Rund 200 Missbrauchsbetroffene im Bistum Trier zwischen 1981 und 2001

Rund 200 Missbrauchsbetroffene im Bistum Trier zwischen 1981 und 2001

Trier (epd). In die Amtszeit des früheren Trierer Bischofs Hermann Josef Spital fallen offenbar fast 200 Kinder und Schutzbedürftige, die von sexuellem Missbrauch durch Kleriker betroffen sind. Für Spitals Amtszeit von 1981 bis 2001 hat ein Forschungsteam bisher insgesamt 194 minderjährige und fünf hilfe- und schutzbedürftige, erwachsene Missbrauchsbetroffene ermittelt. „Alle diese Zahlen sind als Mindestzahlen zu verstehen, die lediglich das Hellfeld wiedergeben“, sagte die Historikerin Lena Haase am Mittwoch bei der Vorstellung des Berichts in Trier.

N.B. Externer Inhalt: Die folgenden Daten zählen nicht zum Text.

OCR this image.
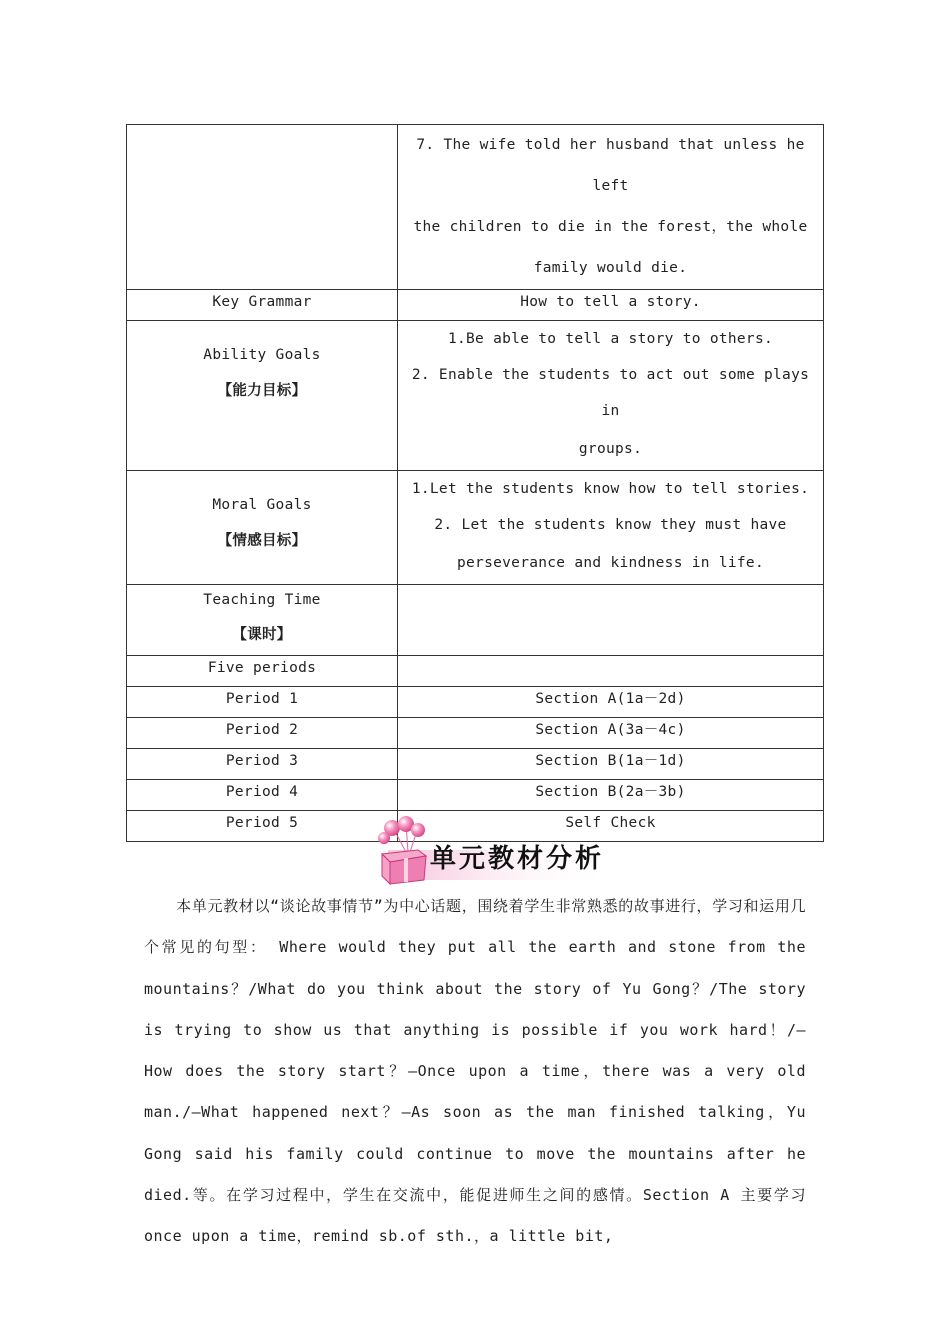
	7. The wife told her husband that unless he left
the children to die in the forest，the whole
family would die.

Key Grammar	How to tell a story.

Ability Goals
【能力目标】	1.Be able to tell a story to others.
2. Enable the students to act out some plays in
groups.

Moral Goals
【情感目标】	1.Let the students know how to tell stories.
2. Let the students know they must have
perseverance and kindness in life.

Teaching Time
【课时】	

Five periods	
Period 1	Section A(1a－2d)
Period 2	Section A(3a－4c)
Period 3	Section B(1a－1d)
Period 4	Section B(2a－3b)
Period 5	Self Check
单元教材分析
本单元教材以“谈论故事情节”为中心话题，围绕着学生非常熟悉的故事进行，学习和运用几个常见的句型： Where would they put all the earth and stone from the mountains？/What do you think about the story of Yu Gong？/The story is trying to show us that anything is possible if you work hard！/—How does the story start？—Once upon a time，there was a very old man./—What happened next？—As soon as the man finished talking，Yu Gong said his family could continue to move the mountains after he died.等。在学习过程中，学生在交流中，能促进师生之间的感情。Section A 主要学习 once upon a time，remind sb.of sth.，a little bit,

Rund drei Viertel der Betroffenen im Untersuchungszeitraum seien männlich. Die Zahl der Beschuldigten und Täter liegt der Studie zufolge bei 49. Für die Zeit von 1946 bis 2021 rechnen die Wissenschaftler zurzeit mit insgesamt 711 Betroffenen sowie 234 Beschuldigten und Tätern. Spital starb im Jahr 2007.

Für den Bericht wertete das Forschungsteam der Universität Trier 1.035 Akten aus und führte 20 Gespräche mit Betroffenen und Zeitzeugen. Es ist der zweite Zwischenbericht des Projekts „Sexueller Missbrauch von Minderjährigen sowie hilfs- und schutzbedürftigen erwachsenen Personen durch Kleriker/Laien im Zeitraum von 1946 bis 2021 im Verantwortungsbereich der Diözese Trier: eine historische Untersuchung“. Das Projektteam hat im November 2022 seine Arbeit für die Dauer von drei Jahren aufgenommen.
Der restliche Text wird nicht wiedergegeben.